The next difficulty in the conversation becomes the unforeseen advancement in firearms since the second amendment was drafted. Given the purpose that the framers of the Constitution wrote their words, it should be clear that they intended “able-bodied citizens” to have weapons equal to that of the military in order to potentially depose unjust leaders. The argument to this point is certainly made in Thomas Jefferson’s words to William Stephens Smith in 1787 that the “tree of liberty must be refreshed from time to time with the blood of patriots and tyrants.” The practicality and wisdom of such power in individual hands to potentially cause “mass destruction” today is a clear counterpoint to the period intentions and a valid limitation to my modern mind. The legitimate question then becomes where the line is drawn by a government to restrict the possession of “arms” in defense of individual rights when the government is seen not as the guarantor of those rights, but the biggest potential threat to them. History is replete with examples of abusive governments both predating the Constitution and since. I believe a valid argument can be made that those governments with restrictive gun ownership at any given time were some of the worst abusers of civil rights.

Guns in the eighteenth century were also not as readily avai

Reply
Dale Loberger
10/5/2015 04:03:41 pm

Guns in the eighteenth century were also not as readily available then as they are today. There were absolutely never any background checks to ownership, but the cost of a gun was typically a significant portion of a worker’s annual income. This was an effective form of self-regulation against those without money or a job. I do not believe that this was an intentional way to limit gun ownership, however. Up through the early nineteenth century, all “able-bodied men” were still expected to own and have familiarity with the use of firearms. Even though we had a small standing army, militia gatherings for drill practice were still common and penalties for failure to participate were enforced. The reasonable limitation here could be made that protected owners were considered (as "well-regulated militia") to be “able-bodied citizens” acting in uniformity of purpose. While this certainly excused the physically infirmed from participation in drills, I believe the logical limitation was against those who were “otherwise unfit” to handle a weapon such as those of an “unstable mind” or those looking to extort personal profit. Again, I believe some legitimate argument could be made for limiting ownership to those “qualified” through a licensure program in order to counteract the dramatic increase in availability, quality and capacity of firearms available today.

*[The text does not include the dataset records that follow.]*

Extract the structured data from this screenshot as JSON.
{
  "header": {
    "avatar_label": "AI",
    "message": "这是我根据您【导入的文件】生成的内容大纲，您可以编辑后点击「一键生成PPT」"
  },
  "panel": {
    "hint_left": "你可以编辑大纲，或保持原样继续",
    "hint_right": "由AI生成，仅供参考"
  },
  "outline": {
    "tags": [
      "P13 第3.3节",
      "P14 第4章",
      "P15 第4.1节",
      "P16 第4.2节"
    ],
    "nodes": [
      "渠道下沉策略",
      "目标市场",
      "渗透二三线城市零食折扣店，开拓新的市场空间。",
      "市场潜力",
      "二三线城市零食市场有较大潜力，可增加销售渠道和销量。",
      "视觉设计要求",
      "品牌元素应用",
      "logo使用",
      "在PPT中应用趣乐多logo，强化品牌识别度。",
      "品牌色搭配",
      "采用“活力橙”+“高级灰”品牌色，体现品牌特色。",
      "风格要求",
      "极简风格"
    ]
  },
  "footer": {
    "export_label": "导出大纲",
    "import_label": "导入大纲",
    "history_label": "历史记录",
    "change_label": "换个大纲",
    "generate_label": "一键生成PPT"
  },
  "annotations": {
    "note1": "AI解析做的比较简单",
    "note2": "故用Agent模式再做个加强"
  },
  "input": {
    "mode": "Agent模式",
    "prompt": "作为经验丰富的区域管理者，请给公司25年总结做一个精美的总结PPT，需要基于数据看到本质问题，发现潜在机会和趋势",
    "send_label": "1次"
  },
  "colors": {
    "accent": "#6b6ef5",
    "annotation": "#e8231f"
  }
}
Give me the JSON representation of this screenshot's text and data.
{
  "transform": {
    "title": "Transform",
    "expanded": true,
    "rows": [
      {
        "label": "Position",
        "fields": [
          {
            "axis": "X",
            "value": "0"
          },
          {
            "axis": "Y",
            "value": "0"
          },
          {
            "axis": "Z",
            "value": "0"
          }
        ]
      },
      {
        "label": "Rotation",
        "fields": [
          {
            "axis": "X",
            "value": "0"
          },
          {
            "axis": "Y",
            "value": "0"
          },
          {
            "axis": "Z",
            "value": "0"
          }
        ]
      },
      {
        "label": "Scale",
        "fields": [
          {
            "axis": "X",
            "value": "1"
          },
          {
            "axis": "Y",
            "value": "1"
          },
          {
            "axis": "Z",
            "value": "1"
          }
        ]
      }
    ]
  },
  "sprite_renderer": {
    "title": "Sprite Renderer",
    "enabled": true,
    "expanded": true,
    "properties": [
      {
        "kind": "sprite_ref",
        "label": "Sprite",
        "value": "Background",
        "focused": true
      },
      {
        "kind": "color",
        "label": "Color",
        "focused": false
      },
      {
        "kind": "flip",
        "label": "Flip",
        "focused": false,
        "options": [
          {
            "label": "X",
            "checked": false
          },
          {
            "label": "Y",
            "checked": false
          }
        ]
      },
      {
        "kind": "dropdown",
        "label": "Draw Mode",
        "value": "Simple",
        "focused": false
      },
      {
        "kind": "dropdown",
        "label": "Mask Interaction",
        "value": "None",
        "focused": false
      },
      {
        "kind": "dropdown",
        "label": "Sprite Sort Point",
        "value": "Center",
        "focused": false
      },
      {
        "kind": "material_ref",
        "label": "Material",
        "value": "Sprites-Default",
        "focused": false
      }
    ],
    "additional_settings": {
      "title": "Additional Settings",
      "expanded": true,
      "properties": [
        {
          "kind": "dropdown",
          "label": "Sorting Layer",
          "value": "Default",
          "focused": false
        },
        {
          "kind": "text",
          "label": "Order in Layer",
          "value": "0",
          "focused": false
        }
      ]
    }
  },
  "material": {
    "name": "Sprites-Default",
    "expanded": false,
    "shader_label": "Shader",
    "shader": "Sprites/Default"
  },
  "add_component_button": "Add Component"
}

While not trying (yet) to debate modern laws, I believe that the founding fathers had every intention of making weapons available to the populace, as a supplement to the ballot box, in order to help keep the government accountable and honest. However, there are numerous challenges when extending their notions to the modern world that they could not have foreseen. As both sides of the debate continue to interpret the second amendment, I would hope that they do so from knowledge of the eighteenth century mind along with its very specific concerns and remedies instead of a legalistic parsing of phraseology. The details of our modern world are quite different from history, but the human condition itself is little changed. My personal belief is that the foundation of debate should be how we integrate modern evidence into our current protected rights, not the experimentation of modern political theories outside of our genuine historical context.

Reply
Scott Huler
10/5/2015 08:11:07 pm

Dale, this is just marvelous. Thank you for improving my understanding of the time and giving me much more to think about.